むろん、“もの”と言ったら三船に怒られる。
車いすは、三船にとって足だからだ。
「三船さん、どこか寄って行きますか?」
車いすを押していた塚本は、なぜか古書店を過ぎたところで、足を止めて、三船に聞いてきた。塚本は経済学部の大学生で、三船のところで働いてまだ半年しか経っていないが、三船は30も年下である彼の腕を認めている。
三船は彼の目をじっと見る。
塚本は車いすの後ろに差してあったプラスチックの下敷きを、すかさず出してきた。塚本は三船と向かい合い、透明の下敷きを三船の顔の前に持っていく。ひらがなの五十音表がマッキーペンで書いてある。文字の隙間から透明な下敷きの向こうにある、三船の視線のありかを探す。

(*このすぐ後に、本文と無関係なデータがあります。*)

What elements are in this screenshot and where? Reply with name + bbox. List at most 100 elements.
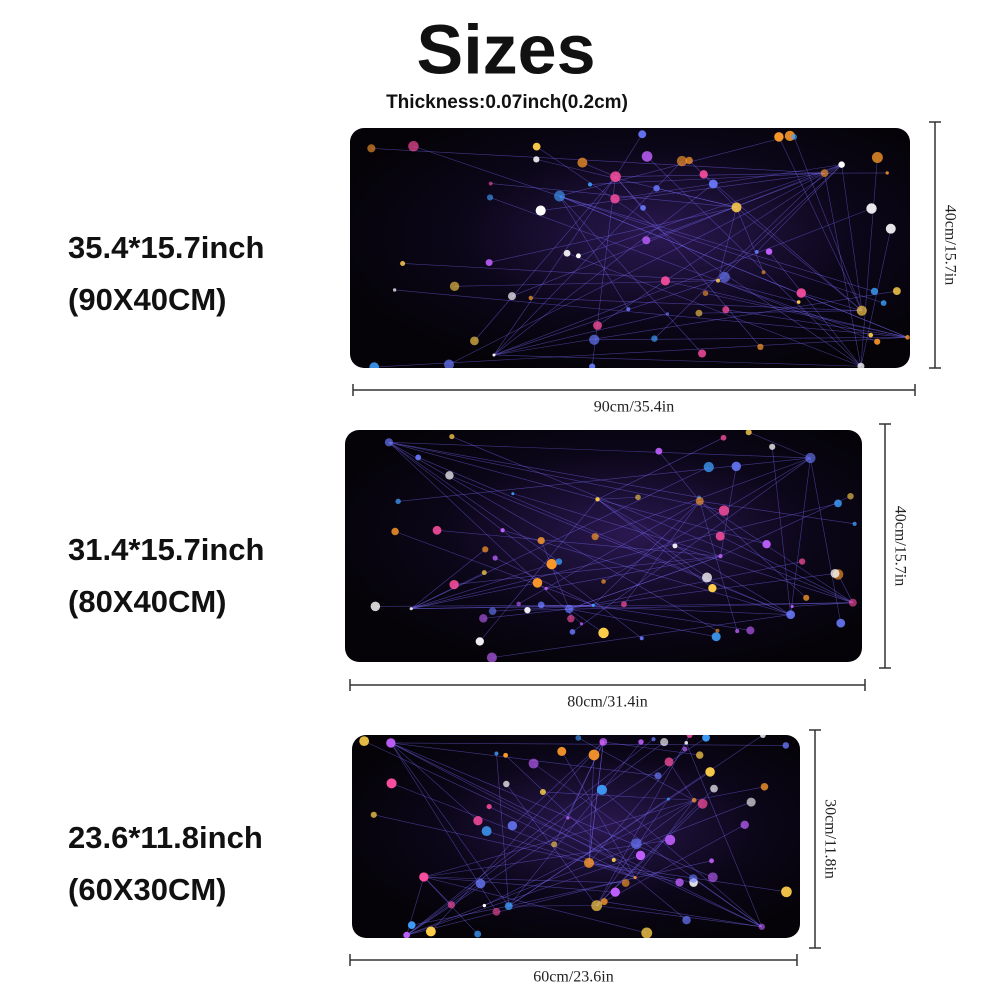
light-dot <box>660 276 671 286</box>
light-dot <box>503 752 509 758</box>
network-link <box>508 735 764 907</box>
size-cm-label: (60X30CM) <box>68 872 227 907</box>
light-dot <box>370 811 377 818</box>
network-link <box>390 742 614 861</box>
light-dot <box>762 540 771 549</box>
network-link <box>665 280 908 338</box>
network-link <box>685 742 763 927</box>
light-dot <box>486 804 492 810</box>
light-dot <box>486 194 494 201</box>
light-dot <box>691 797 697 803</box>
light-dot <box>791 133 798 140</box>
network-link <box>512 741 604 826</box>
light-dot <box>786 610 796 619</box>
light-dot <box>664 757 674 767</box>
light-dot <box>711 632 721 642</box>
network-link <box>505 755 636 878</box>
network-link <box>597 164 842 326</box>
light-dot <box>715 628 720 633</box>
light-dot <box>391 527 399 536</box>
light-dot <box>481 826 492 837</box>
network-link <box>588 748 686 864</box>
light-dot <box>798 558 806 565</box>
light-dot <box>852 521 857 526</box>
light-dot <box>642 236 651 245</box>
light-dot <box>384 438 394 447</box>
light-dot <box>702 735 710 742</box>
network-link <box>693 878 763 928</box>
network-link <box>615 134 643 177</box>
network-link <box>406 737 707 936</box>
light-dot <box>745 430 752 436</box>
light-dot <box>500 528 505 533</box>
network-link <box>394 531 594 606</box>
light-dot <box>554 190 565 202</box>
light-dot <box>803 594 810 601</box>
light-dot <box>820 169 829 178</box>
height-label: 40cm/15.7in <box>891 506 908 586</box>
network-link <box>756 164 842 253</box>
light-dot <box>640 204 646 211</box>
network-link <box>591 176 616 367</box>
network-link <box>860 228 892 367</box>
network-link <box>518 500 700 605</box>
light-dot <box>589 334 600 345</box>
width-label: 90cm/35.4in <box>594 399 674 416</box>
network-link <box>658 451 700 502</box>
light-dot <box>790 604 794 609</box>
network-link <box>604 901 762 928</box>
network-link <box>699 500 855 525</box>
network-link <box>390 742 659 777</box>
network-link <box>391 783 636 878</box>
mousepad-image <box>350 128 910 368</box>
light-dot <box>370 601 381 612</box>
light-dot <box>524 606 531 614</box>
light-dot <box>432 525 442 535</box>
network-link <box>530 297 862 311</box>
light-dot <box>707 872 718 883</box>
network-art <box>367 130 910 368</box>
network-link <box>423 876 647 934</box>
network-link <box>837 574 854 603</box>
light-dot <box>695 751 704 759</box>
light-dot <box>621 601 627 608</box>
network-link <box>448 164 842 365</box>
light-dot <box>805 452 816 464</box>
light-dot <box>588 749 600 761</box>
network-link <box>388 442 560 562</box>
network-link <box>423 876 616 893</box>
light-dot <box>655 447 663 455</box>
network-link <box>559 195 875 292</box>
light-dot <box>740 820 749 830</box>
size-inch-label: 23.6*11.8inch <box>68 820 263 855</box>
network-link <box>717 280 878 343</box>
light-dot <box>407 921 416 929</box>
network-link <box>423 799 695 878</box>
network-link <box>489 197 719 281</box>
light-dot <box>535 205 546 216</box>
light-dot <box>698 349 707 358</box>
network-link <box>597 499 708 578</box>
light-dot <box>395 498 401 505</box>
network-art <box>359 735 792 938</box>
network-link <box>388 442 642 639</box>
network-link <box>614 164 842 200</box>
light-dot <box>475 637 484 646</box>
network-link <box>449 475 791 615</box>
light-dot <box>769 443 776 450</box>
light-dot <box>528 758 539 769</box>
light-dot <box>486 652 497 662</box>
light-dot <box>367 144 376 153</box>
size-inch-label: 35.4*15.7inch <box>68 230 264 265</box>
network-link <box>493 160 683 356</box>
light-dot <box>774 132 784 142</box>
light-dot <box>715 531 725 541</box>
network-link <box>502 529 791 615</box>
light-dot <box>610 887 620 897</box>
light-dot <box>665 834 676 846</box>
network-link <box>390 742 762 928</box>
light-dot <box>666 797 670 801</box>
light-dot <box>516 601 521 607</box>
network-link <box>778 136 863 311</box>
light-dot <box>488 607 497 615</box>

三船は、塚本をじっと見たものの、どうしてこのタイミングで聞くのかと内心ドギマギしていた。なんせ、全身どころか、顔の表情まで動かせられないから、三船の焦りぶりは塚本には伝わらない。三船は、若造に焦りがバレなくて良かったと思いつつ、安心している暇もなく、真剣な眼差しで自分の視線を追っている塚本に応え始める。
「か」
塚本は視線で止まったところを指差して、声に出す。
「え」
三船にとって、視線をひらがな文字に合わせて動かすことはたやすい。
でも、心がついていかないことがある。こんなに言葉が難しいなんて思ってもみなかった、と三船は今の体になりつつあるときに感じ始めた。しかも、自分は国語を教えていたのだから、当時は鼻で笑ってしまった。この方法を受け入れるまでに時間がかかった。
「あぇ……、三船さん、次は?」
若造が困っていることに気がつき、三船は我に帰った。
「帰りますか?」と、塚本はいつものように自然な口調で先回りして答えた。機械的な言い方でもなく、威圧的な声色でもない、優しくて、自然な口調だ。三船は、yesと合図しようか迷った。これもウィンク一つでできることだ。
三船は視線の行き場を失っていると、
「俺ね、あの、たまに思うんですよ。なんか、三船さんって、ふらっとどっかに寄りたいと思うこと、ないんかなぁって。んー、俺だったら?バイド帰りにゲーセンに寄っちゃいますね。」
三船は、塚本が恥ずかしそうに地面に視線を落として話しているのに気がついた。
「でも、車いす押されてたら、あ、ちょ、ちょっと、ここ寄るわっ止まって!なんて、言う暇ないっていうか……。タイミング失いません?」
三船は、タイミングか……いいこと言うな、
と塚本を心の底から褒めた。
塚本は、じっと見られていることに気がつき、もう一度「帰ります?」と尋ねた。
三船はウィンクをして笑ってみせた。
頬の筋肉さえも重力に負けて動かないが、かすかにビクビク目の下の筋肉が震えた。
三船にとっては、筋肉を震わそうとした。
「三船さん、もしかして、俺のこと、バカにしてますぅ?」
塚本はそう言いながら、パーカーのポケットに手を突っ込み、わざと大回りして車いすの背後に回った。
ブレーキを外す音とともに、塚本のヘルパーモードのスイッチも入った。
「行きますね!」という若造の声。
三船は、夕暮れの空に向かって、2回、密かにウィンクをした。